Mais l’apparition angélique, obèse, mesurait un mètre-vingt de haut sur un mètre-vingt de large. Sa face du lune était criblée de cratères pustuleux. Sur le crâne ne poussaient que sept cheveux gris. La bouche était celle d’une gargouille tombée de la cathédrale. Le nez ivrogneux ressemblait à une aubergine par la forme et à une fraise par la couleur. Seule la robe blanche mais maculée de taches douteuses, et les ailes dans le dos permettaient de reconnaître un ange en cet être disgracié. Mais les plumes étaient rares et bien ternes.

Mais le regard, le regard ne pouvait tromper : l’œil bleu ( il n’y en avait qu’un seul, le gauche, le droit portait un bandeau de pirate ) luisait de bonté, de secrète douleur, de l’amère expérience de mille vies de douleur et de la désespérance de l’enfant découvrant que le père Noël c’est rien qu’un imposteur.

La truie Angela, venue renifler cet ange singulier, ne s’y trompa pas, et l’accueillit par un grognement de bienvenu. L’ange tendit à Pépé la Téloche une courte main velue.

– Je me présente. Je suis monsieur Langeleau. Ravi de vous rencontrer. Vous êtes bien monsieur Joseph Clapion, dit  » Pépé la Téloche ? « 

Le susdit Pépé mit sa main noueuse dans celle de monsieur Langeleau.

– En vérité, je vous attendais , monsieur l’ange.

Le vieillard ne s’étonnait pas de cette visite. Il avait gardé son âme enfantine, pour lui le monde était encore enchanté, pour lui le vol d’une libellule, l’envol d’un pigeon, un arc-en-ciel, la valse des galaxies, tout ça c’était des merveilles. Alors, la visite d’un ange, même disgracié, c’était dans l’ordre des choses.
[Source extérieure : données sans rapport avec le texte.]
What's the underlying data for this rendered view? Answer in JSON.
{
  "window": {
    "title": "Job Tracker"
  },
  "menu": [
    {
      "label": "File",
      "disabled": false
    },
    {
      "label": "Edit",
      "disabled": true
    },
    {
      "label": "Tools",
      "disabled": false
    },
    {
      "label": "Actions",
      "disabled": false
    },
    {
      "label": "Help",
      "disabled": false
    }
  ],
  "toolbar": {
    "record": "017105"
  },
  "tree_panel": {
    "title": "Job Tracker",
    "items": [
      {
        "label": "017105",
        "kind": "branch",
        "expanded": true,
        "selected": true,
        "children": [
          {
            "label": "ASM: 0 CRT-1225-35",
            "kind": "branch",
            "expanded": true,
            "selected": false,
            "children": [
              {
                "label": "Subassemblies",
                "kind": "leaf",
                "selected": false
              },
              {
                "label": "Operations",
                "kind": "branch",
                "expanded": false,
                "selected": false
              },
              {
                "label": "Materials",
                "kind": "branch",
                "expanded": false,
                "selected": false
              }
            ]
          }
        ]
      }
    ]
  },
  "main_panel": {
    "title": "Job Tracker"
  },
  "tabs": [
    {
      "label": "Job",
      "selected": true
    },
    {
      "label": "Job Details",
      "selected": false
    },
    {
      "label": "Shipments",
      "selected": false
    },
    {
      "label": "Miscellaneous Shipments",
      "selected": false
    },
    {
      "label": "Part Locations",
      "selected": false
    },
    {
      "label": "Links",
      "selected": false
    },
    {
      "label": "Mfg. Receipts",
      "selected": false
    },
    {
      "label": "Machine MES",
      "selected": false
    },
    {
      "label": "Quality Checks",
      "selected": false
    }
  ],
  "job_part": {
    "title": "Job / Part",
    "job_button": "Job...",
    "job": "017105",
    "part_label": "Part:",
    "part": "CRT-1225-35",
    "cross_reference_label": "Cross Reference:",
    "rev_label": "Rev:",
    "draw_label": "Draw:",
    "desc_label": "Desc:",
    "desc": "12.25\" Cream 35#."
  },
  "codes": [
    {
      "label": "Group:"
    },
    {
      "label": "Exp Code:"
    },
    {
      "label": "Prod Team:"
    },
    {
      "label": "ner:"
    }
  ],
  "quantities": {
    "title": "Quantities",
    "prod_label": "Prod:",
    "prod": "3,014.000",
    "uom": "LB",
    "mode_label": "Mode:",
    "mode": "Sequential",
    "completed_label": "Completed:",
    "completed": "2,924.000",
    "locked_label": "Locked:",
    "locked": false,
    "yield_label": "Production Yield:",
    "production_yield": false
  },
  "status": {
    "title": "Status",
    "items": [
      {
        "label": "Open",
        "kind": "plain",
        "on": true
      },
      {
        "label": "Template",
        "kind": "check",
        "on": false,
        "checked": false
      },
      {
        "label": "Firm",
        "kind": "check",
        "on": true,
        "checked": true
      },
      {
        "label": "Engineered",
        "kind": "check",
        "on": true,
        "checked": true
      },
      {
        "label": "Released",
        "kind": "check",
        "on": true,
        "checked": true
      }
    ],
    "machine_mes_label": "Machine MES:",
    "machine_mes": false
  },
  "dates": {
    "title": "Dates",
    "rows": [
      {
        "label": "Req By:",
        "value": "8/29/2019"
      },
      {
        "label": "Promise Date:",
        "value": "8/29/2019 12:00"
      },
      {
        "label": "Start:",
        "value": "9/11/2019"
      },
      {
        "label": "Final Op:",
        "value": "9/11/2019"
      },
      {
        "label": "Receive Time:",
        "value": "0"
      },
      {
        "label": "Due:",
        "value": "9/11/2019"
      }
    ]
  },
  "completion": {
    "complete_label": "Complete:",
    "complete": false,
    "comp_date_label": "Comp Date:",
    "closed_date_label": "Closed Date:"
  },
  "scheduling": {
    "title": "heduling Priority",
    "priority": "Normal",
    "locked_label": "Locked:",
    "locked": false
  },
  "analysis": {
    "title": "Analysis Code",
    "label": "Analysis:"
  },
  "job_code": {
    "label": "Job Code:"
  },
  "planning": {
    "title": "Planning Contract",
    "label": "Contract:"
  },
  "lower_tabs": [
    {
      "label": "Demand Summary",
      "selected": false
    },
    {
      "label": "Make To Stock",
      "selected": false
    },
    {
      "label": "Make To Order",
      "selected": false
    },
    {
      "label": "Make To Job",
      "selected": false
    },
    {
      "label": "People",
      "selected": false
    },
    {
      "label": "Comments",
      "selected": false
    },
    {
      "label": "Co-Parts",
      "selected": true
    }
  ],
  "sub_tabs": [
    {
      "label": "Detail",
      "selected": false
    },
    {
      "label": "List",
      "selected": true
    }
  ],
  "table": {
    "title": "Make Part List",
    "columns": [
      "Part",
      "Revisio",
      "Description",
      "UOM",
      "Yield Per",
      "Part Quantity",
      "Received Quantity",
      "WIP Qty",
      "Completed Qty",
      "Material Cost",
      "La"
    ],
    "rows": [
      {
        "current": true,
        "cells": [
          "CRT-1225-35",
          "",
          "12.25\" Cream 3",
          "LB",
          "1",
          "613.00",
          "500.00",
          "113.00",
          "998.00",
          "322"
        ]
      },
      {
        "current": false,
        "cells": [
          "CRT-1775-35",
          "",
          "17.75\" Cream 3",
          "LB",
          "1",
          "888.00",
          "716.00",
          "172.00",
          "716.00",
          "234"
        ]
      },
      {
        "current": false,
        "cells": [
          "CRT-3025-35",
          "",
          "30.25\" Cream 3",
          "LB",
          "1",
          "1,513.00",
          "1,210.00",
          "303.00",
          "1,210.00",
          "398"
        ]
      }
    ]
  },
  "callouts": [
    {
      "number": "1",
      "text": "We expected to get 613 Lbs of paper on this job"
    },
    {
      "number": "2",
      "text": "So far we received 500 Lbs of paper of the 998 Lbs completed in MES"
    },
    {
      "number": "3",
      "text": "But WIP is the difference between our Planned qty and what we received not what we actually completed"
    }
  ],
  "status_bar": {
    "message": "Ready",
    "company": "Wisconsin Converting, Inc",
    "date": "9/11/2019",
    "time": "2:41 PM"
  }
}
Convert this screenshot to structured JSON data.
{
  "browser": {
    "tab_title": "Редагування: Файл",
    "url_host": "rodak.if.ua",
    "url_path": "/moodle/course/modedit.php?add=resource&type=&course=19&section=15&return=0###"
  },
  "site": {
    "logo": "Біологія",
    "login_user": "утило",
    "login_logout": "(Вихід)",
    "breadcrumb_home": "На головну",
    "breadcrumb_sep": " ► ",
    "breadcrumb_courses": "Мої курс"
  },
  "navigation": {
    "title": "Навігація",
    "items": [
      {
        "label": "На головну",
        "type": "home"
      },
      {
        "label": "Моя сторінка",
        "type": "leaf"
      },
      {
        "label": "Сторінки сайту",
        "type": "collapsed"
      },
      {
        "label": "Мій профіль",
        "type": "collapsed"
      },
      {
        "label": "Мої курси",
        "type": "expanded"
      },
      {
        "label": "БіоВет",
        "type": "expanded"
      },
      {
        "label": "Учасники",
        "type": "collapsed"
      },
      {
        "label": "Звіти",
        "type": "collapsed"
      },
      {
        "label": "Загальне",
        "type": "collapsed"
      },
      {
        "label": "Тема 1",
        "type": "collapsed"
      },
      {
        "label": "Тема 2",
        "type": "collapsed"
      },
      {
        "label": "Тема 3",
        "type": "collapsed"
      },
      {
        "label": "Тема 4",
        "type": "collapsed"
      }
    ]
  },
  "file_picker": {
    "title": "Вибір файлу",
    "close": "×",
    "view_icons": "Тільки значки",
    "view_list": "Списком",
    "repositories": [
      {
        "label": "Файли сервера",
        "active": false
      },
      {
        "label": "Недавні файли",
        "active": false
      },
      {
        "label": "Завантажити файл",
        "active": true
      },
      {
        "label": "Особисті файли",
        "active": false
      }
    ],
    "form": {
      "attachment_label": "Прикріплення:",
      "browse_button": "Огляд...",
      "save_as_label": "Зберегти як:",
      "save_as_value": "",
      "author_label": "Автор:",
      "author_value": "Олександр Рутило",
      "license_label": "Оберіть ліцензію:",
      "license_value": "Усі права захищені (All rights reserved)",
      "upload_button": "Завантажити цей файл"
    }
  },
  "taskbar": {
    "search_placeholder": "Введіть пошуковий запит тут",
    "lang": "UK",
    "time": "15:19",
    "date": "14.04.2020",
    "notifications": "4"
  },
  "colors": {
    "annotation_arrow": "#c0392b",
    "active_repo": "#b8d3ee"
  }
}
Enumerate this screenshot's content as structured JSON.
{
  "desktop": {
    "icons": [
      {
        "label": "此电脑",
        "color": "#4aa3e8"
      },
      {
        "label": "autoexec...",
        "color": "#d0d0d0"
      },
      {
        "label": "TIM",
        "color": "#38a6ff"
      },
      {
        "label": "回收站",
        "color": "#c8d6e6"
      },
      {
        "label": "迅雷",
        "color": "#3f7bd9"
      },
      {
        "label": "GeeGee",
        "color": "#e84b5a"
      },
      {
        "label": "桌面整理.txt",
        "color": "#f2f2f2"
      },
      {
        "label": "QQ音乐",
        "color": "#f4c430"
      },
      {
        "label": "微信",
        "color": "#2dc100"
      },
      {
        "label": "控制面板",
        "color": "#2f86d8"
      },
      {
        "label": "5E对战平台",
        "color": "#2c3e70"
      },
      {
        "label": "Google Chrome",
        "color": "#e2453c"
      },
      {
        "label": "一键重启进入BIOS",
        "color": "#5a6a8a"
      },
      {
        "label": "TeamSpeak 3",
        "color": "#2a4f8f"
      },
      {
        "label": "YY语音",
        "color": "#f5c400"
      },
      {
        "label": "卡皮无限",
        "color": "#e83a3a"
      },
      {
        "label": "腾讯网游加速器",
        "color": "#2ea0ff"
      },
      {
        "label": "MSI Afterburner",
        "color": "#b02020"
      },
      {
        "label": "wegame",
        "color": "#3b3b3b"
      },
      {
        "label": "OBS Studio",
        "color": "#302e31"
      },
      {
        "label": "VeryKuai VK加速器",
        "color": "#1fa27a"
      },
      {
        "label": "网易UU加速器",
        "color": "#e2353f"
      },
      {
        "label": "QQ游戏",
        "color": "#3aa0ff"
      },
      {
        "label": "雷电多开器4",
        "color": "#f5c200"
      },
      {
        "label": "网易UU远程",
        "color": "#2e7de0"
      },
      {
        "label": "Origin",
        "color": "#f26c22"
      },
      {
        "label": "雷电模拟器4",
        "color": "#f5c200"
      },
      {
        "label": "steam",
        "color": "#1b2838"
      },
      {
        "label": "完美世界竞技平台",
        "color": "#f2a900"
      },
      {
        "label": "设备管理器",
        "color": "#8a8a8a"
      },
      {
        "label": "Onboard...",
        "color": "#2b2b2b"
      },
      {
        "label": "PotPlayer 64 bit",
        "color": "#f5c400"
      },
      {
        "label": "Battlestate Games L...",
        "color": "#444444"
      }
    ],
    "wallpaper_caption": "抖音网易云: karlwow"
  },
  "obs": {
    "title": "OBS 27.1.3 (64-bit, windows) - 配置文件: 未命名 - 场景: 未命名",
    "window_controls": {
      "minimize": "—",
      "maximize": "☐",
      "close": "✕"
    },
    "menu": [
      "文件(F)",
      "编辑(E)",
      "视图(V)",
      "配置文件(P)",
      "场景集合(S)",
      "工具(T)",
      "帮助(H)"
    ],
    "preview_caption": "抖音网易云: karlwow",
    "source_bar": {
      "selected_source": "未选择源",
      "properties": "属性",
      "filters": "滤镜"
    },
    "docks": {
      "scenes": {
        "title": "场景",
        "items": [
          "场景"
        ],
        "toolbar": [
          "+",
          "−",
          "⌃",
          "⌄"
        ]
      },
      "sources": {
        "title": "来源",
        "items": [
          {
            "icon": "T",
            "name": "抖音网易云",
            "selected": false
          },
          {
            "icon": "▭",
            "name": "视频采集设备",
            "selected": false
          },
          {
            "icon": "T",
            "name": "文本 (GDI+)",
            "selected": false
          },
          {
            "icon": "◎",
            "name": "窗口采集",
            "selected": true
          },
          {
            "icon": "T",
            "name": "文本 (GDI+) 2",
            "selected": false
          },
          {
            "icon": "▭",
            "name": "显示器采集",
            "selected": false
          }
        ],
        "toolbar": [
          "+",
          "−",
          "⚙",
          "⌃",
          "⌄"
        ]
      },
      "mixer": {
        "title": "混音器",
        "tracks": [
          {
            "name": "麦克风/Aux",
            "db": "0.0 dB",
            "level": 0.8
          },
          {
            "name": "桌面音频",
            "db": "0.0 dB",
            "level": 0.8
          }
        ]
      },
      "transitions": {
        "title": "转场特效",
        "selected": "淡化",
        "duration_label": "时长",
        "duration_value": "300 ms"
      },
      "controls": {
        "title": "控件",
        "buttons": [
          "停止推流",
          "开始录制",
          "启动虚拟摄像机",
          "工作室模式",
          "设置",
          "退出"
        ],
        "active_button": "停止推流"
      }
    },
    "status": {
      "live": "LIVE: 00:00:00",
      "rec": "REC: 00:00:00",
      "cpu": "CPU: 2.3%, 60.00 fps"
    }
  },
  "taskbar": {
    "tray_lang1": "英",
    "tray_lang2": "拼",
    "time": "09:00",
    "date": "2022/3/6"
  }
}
– Asseyez-vous, vous prendrez bien un verre, monsieur l’ange, fit Pépé. Une petite lichette de liqueur de crapaud ?

L’œil unique de monsieur Langeleau regardait avec gourmandise la bouteille d’infernale liqueur, mais il dit pourtant :

– Non, plutôt un verre d’eau, sans vouloir vous offenser.

Alors, sirotant son verre d’aqua simplex, l’ange raconta à Pépé la Téloche et à la truie Angela sa… ou plutôt ses longues longues longues vies.

Nous reproduisons ci-dessous le plus fidèlement possible ses pathétiques confidences. Il se peut qu’il s’y soit glissé quelques erreurs de transcription, car monsieur Langeleau souffrait d’un défaut d’élocution.

Confession d’un ange déçu et déchu

monsieur,

D’abord, laissez-moi vous remercier, monsieur clapion ainsi que cette charmante phacochère qui semble être votre animal de compagnie, pour la chaleur de votre accueil. Malgré ma repoussante allure, vous ne m’avez point rejeté. Vous l’avez deviné, c’est pour vous prouver que je ne suis pas un monstre, que j’ai glissé hier sous votre porte ces deux textes de haute portée métaphysique, que j’ai écrit à mes moments perdus. Le second de ces textes narre sous le couvert d’une fiction l’une de mes multiples réincarnations.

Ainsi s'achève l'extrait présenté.